Each one of these missives requires me to: 1, open it, 2, remove the plastic window from the envelope, 3, tear off the parts with my name to be put in the shredder and 4, put the rest in the recycling bin. Then I have to bundle all this unwanted crap in a tidy way and put it in the blue bin. So that big polluting trucks can pick it up and take to a recycling facility to do whatever it is they actually do with McDonald’s coupons, pizza offers and letters from Bell Canada.

junk-mail photo d stewart

Notice the magazine in the photo above? It’s Glow, a beauty magazine from Shopper’s Drug Mart. I don’t want it, I didn’t ask for it, I didn’t subscribe. I get it free because I have an Optimum card. The card gives me a benefit – points that get me free stuff. The first time I got the magazine – a “gift issue” – I thought, ok, they’re just fishing for subscribers. I won’t get another one. Next month, there it is. Take the hint: if I wanted it, I’d subscribe. I signed up for a points card, not a magazine.

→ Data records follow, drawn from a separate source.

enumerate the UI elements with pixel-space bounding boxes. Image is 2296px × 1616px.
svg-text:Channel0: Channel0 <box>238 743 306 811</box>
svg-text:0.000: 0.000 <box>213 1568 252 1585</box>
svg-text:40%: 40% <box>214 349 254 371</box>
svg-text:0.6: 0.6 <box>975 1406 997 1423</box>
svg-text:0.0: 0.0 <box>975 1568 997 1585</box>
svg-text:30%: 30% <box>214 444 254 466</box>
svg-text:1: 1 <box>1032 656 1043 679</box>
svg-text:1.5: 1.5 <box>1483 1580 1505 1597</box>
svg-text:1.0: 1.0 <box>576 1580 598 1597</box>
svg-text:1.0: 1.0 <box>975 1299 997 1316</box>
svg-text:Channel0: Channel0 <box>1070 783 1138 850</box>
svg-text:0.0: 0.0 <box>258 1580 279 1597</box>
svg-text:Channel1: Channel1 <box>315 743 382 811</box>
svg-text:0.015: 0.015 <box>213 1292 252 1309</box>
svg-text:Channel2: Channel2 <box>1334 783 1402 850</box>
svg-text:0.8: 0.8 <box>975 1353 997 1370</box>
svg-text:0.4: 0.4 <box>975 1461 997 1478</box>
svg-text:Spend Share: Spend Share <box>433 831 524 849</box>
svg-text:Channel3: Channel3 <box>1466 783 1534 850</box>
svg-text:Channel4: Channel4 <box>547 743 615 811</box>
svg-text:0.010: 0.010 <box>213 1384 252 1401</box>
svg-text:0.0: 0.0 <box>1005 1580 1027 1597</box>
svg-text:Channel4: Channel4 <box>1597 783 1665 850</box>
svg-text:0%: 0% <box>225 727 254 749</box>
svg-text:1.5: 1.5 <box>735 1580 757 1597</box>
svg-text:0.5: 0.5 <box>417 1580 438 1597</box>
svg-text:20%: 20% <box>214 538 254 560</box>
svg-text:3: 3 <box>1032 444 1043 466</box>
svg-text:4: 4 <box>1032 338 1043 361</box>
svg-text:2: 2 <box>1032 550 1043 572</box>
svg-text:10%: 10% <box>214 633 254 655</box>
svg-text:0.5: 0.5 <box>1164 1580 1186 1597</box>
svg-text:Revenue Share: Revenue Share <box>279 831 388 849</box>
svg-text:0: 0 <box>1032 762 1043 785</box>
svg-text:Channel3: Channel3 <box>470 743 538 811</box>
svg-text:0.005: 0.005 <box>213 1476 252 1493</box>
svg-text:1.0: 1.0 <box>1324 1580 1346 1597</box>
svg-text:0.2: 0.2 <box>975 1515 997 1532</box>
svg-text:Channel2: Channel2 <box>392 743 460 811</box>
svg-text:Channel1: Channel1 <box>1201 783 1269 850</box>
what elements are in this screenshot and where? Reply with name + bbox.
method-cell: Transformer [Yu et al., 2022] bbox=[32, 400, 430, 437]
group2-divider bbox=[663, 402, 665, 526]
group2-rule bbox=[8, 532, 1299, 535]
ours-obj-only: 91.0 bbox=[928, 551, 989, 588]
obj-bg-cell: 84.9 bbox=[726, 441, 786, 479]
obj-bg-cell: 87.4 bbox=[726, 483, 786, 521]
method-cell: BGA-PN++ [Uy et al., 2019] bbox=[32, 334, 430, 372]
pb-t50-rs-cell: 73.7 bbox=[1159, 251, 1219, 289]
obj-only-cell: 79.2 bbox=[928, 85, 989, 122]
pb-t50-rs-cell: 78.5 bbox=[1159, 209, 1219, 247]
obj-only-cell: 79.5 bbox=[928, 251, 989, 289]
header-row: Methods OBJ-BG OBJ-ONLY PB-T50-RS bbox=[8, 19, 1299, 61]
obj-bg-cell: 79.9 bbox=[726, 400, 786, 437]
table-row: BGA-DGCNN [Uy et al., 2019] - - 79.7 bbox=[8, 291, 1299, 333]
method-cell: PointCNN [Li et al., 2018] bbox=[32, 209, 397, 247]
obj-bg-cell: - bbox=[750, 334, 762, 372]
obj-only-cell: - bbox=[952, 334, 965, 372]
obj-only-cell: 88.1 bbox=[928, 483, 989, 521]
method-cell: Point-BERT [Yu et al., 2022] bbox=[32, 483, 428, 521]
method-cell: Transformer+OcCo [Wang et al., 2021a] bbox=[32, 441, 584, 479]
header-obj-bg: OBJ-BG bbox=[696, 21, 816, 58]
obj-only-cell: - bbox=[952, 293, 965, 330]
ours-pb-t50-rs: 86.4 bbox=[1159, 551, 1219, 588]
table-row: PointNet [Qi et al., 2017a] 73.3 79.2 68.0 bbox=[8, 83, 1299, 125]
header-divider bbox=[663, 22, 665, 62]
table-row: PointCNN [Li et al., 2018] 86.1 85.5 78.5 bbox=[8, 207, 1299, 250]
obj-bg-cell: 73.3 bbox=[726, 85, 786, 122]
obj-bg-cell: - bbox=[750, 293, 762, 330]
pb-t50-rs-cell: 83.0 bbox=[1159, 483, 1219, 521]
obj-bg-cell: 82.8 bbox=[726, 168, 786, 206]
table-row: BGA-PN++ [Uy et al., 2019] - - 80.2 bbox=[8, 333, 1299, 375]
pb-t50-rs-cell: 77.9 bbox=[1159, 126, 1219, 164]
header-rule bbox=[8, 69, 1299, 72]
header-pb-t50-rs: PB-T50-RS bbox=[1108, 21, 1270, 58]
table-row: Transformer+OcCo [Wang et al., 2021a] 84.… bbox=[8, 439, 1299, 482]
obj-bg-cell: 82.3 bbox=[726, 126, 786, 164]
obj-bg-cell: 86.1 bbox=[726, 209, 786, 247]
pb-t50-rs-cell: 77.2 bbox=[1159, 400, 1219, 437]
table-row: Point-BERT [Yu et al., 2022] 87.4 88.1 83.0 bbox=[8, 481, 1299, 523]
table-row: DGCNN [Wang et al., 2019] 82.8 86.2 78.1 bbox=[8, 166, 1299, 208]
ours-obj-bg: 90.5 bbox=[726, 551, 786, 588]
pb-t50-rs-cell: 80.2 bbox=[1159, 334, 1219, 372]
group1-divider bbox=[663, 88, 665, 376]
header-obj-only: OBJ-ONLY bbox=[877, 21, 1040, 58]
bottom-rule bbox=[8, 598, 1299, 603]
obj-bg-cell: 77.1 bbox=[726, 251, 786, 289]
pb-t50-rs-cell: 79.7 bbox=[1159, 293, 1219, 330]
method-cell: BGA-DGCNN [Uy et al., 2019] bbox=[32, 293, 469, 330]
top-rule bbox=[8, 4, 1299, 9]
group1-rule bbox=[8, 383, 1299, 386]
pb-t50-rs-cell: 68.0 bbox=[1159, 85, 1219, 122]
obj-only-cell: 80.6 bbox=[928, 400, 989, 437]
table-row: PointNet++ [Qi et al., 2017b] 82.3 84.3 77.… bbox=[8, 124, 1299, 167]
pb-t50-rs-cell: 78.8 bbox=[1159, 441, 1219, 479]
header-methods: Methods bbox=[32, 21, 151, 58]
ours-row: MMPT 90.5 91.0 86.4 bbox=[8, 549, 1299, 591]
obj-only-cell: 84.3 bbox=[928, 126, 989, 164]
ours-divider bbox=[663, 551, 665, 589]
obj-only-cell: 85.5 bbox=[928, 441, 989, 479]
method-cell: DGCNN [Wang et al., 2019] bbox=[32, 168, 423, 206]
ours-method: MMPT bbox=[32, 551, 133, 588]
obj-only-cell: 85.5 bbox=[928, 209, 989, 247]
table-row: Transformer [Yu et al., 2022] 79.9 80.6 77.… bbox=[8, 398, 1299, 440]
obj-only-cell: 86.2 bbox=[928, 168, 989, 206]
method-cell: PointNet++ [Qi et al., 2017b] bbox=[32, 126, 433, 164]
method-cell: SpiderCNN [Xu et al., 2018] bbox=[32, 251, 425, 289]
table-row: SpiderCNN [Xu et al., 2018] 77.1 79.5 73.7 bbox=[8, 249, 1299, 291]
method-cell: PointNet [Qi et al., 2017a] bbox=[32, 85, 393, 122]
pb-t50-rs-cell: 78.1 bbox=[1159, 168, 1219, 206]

No worry about using paper for promotions

If I wanted new products or services from Bell or Rogers or my bank, I would contact them. I’m already a customer! If Bell, Rogers or my bank wants to save their time and money by not sending me the one piece of paper that I actually need from them – my monthly statement – they can also stop cluttering up my mail box and life with junk I don’t want. And I don’t want emails from them either. I can get rid of emails faster than paper. But  I don’t want to clutter my inbox or mind with junk either.

If companies and agencies are concerned about saving trees, condense your statements so that a standard one fits on one sheet of paper. Bell is bad for this: the layout unnecessarily uses 2 double-sided sheets. Also, quit sending junk. That would really save trees.


This Post Has 2 Comments

  1. OMG! I LOVED this post and couldn’t agree with it more. Same goes for all those pre-approved credit card applications – that I neither applied for nor want. I applaud you.

    1. Hi Stacey, yes, the pre-approved credit cards – from every bank in existence, including too often your own! Send statements on a fully-used sheet of paper so we’d have the paper record most of us need and the post office would have revenue from actual mail service. Cut out the junk mail we neither want nor need and we’d save entire forests, and money and time on shredding. Thanks for writing.